Watching the movie spooked me enough, considering the global events since Sept. 11 plus my recent stay in Honolulu. After the movie, however, I read articles from The Honolulu Star-Bulletin plus letters e-mailed to me by friends from Hawaii, which gave added poignancy to the movie. Im not referring to the sappy, commercial love story, but the war and scenes of death and destruction. How long before the world forgets?
"There are less and less of us each time," Vincent Vlach said, according to The Star-Bulletin. Vlach, 84, is one of the 21 remaining survivors of the battleship USS Arizona, which was sunk by Japanese bombers, burying 1,177 soldiers in a watery grave.

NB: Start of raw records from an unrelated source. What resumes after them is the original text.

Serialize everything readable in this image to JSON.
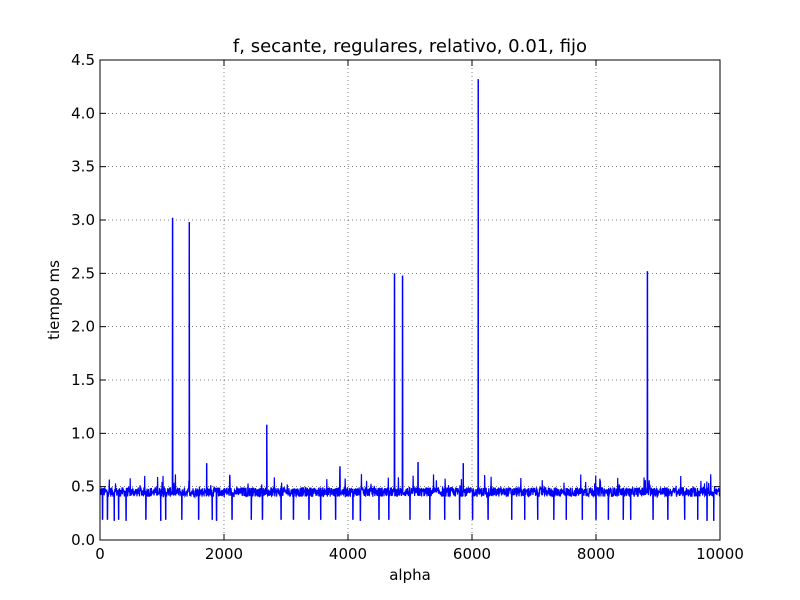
{
  "chart_data": {
    "type": "line",
    "title": "f, secante, regulares, relativo, 0.01, fijo",
    "xlabel": "alpha",
    "ylabel": "tiempo ms",
    "xlim": [
      0,
      10000
    ],
    "ylim": [
      0.0,
      4.5
    ],
    "x_ticks": [
      0,
      2000,
      4000,
      6000,
      8000,
      10000
    ],
    "x_tick_labels": [
      "0",
      "2000",
      "4000",
      "6000",
      "8000",
      "10000"
    ],
    "y_ticks": [
      0.0,
      0.5,
      1.0,
      1.5,
      2.0,
      2.5,
      3.0,
      3.5,
      4.0,
      4.5
    ],
    "y_tick_labels": [
      "0.0",
      "0.5",
      "1.0",
      "1.5",
      "2.0",
      "2.5",
      "3.0",
      "3.5",
      "4.0",
      "4.5"
    ],
    "grid": true,
    "series": [
      {
        "color": "#0000ff",
        "baseline": 0.45,
        "spikes": [
          {
            "x": 1170,
            "y": 3.02
          },
          {
            "x": 1440,
            "y": 2.98
          },
          {
            "x": 1720,
            "y": 0.72
          },
          {
            "x": 2690,
            "y": 1.08
          },
          {
            "x": 3870,
            "y": 0.69
          },
          {
            "x": 4750,
            "y": 2.5
          },
          {
            "x": 4880,
            "y": 2.48
          },
          {
            "x": 5130,
            "y": 0.73
          },
          {
            "x": 5860,
            "y": 0.72
          },
          {
            "x": 6100,
            "y": 4.32
          },
          {
            "x": 8830,
            "y": 2.52
          }
        ],
        "dips": [
          {
            "x": 40,
            "y": 0.19
          },
          {
            "x": 120,
            "y": 0.19
          },
          {
            "x": 230,
            "y": 0.18
          },
          {
            "x": 300,
            "y": 0.19
          },
          {
            "x": 420,
            "y": 0.18
          },
          {
            "x": 740,
            "y": 0.19
          },
          {
            "x": 980,
            "y": 0.18
          },
          {
            "x": 1060,
            "y": 0.19
          },
          {
            "x": 1320,
            "y": 0.19
          },
          {
            "x": 1590,
            "y": 0.19
          },
          {
            "x": 1810,
            "y": 0.19
          },
          {
            "x": 1880,
            "y": 0.18
          },
          {
            "x": 2130,
            "y": 0.19
          },
          {
            "x": 2440,
            "y": 0.19
          },
          {
            "x": 2620,
            "y": 0.19
          },
          {
            "x": 2920,
            "y": 0.19
          },
          {
            "x": 3120,
            "y": 0.19
          },
          {
            "x": 3370,
            "y": 0.19
          },
          {
            "x": 3560,
            "y": 0.19
          },
          {
            "x": 3800,
            "y": 0.19
          },
          {
            "x": 4080,
            "y": 0.19
          },
          {
            "x": 4200,
            "y": 0.18
          },
          {
            "x": 4500,
            "y": 0.19
          },
          {
            "x": 4660,
            "y": 0.19
          },
          {
            "x": 5000,
            "y": 0.19
          },
          {
            "x": 5320,
            "y": 0.19
          },
          {
            "x": 5560,
            "y": 0.19
          },
          {
            "x": 5800,
            "y": 0.19
          },
          {
            "x": 6010,
            "y": 0.19
          },
          {
            "x": 6260,
            "y": 0.19
          },
          {
            "x": 6640,
            "y": 0.19
          },
          {
            "x": 6850,
            "y": 0.19
          },
          {
            "x": 7060,
            "y": 0.19
          },
          {
            "x": 7320,
            "y": 0.19
          },
          {
            "x": 7520,
            "y": 0.19
          },
          {
            "x": 7780,
            "y": 0.19
          },
          {
            "x": 8000,
            "y": 0.19
          },
          {
            "x": 8200,
            "y": 0.19
          },
          {
            "x": 8440,
            "y": 0.19
          },
          {
            "x": 8560,
            "y": 0.19
          },
          {
            "x": 8920,
            "y": 0.19
          },
          {
            "x": 9160,
            "y": 0.19
          },
          {
            "x": 9430,
            "y": 0.19
          },
          {
            "x": 9640,
            "y": 0.19
          },
          {
            "x": 9790,
            "y": 0.18
          },
          {
            "x": 9900,
            "y": 0.18
          }
        ]
      }
    ]
  }
}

Vlach attended the anniversary ceremonies at the memorial built over the sunken battleship. Adm. Vernon Clark, commander of the entire US fleet, reportedly declared, "We are at war again, our homeland attacked."
If only because of what Americans refer to as 9-11, which claimed more lives than the raid on Hawaii, Vlach and his fellow Pearl Harbor survivors still alive a total of just around 45 can be sure the Japanese attack will still be remembered for the next few years to come.
This is probably good for world peace. At Pearl Harbor I toured the war memorials and had lunch with Adm. Dennis Blair at his headquarters at the Pacific Command together with, among others, two Japanese one a resident of Tokyo, the other a Japanese-American living in Hawaii. The guy from Tokyo found the presentation of the war at the Arizona Memorial fair, and didnt mind posing for pictures at the spot on the USS Missouri where Japan signed the document of surrender during World War II. Posing with us was the Japanese-American, whose older relatives were rounded up in Hawaii and interned on the US mainland following the attack on Pearl Harbor.
Public sympathy normally goes against the one who fired the first shot, but it can be offset if the aggressors later suffer great devastation. What can be more stupefying than the destruction of Hiroshima and Nagasaki?
My late grandfather survived the Bataan Death March, and I dont know how he would have felt if he knew I spent an evening last year in Hiroshima with a Japanese family. The father proudly showed me his picture as a soldier in the Japanese Imperial Army. He fought in Leyte during the war but was back in Hiroshima when the bomb hit the city. His two daughters still wonder if theyll one day suffer from any lingering effects of the atomic bomb. Anyone who has been to Hiroshima and seen THEIR war memorial can quickly forget Japanese war aggression, and forgive.
Yet here we are, right smack in the middle of a conflict we can barely understand. Our home-grown terrorists are making headlines all over the globe, so these days I often get e-mail from abroad expressing concern for my safety, even if I keep telling the senders that our trouble spots are hundreds of miles away from Manila.
And people are still shooting at each other in various parts of the globe. Even if America has shown that a new type of warfare using high-tech surgical air strikes is now possible (the Taliban literally didnt see what hit them), fewer casualties dont make war less horrific.
"War is hell, but you do what you have to do for your country," The Star-Bulletin quoted Richard Fiske as saying. Fiske, now 79, was a 19-year-old Marine private on the USS West Virginia, which was bombed and torpedoed during the attack on Pearl Harbor.
By all means we should keep remembering Pearl Harbor the 2,390 Americans killed, the 21 warships sunk or damaged, the 320 aircraft hit in just three hours by 184 Japanese war planes all those events that tell us about the horrors of war. But weve said "war is hell" so often its almost a cliché. And still the world keeps going to war.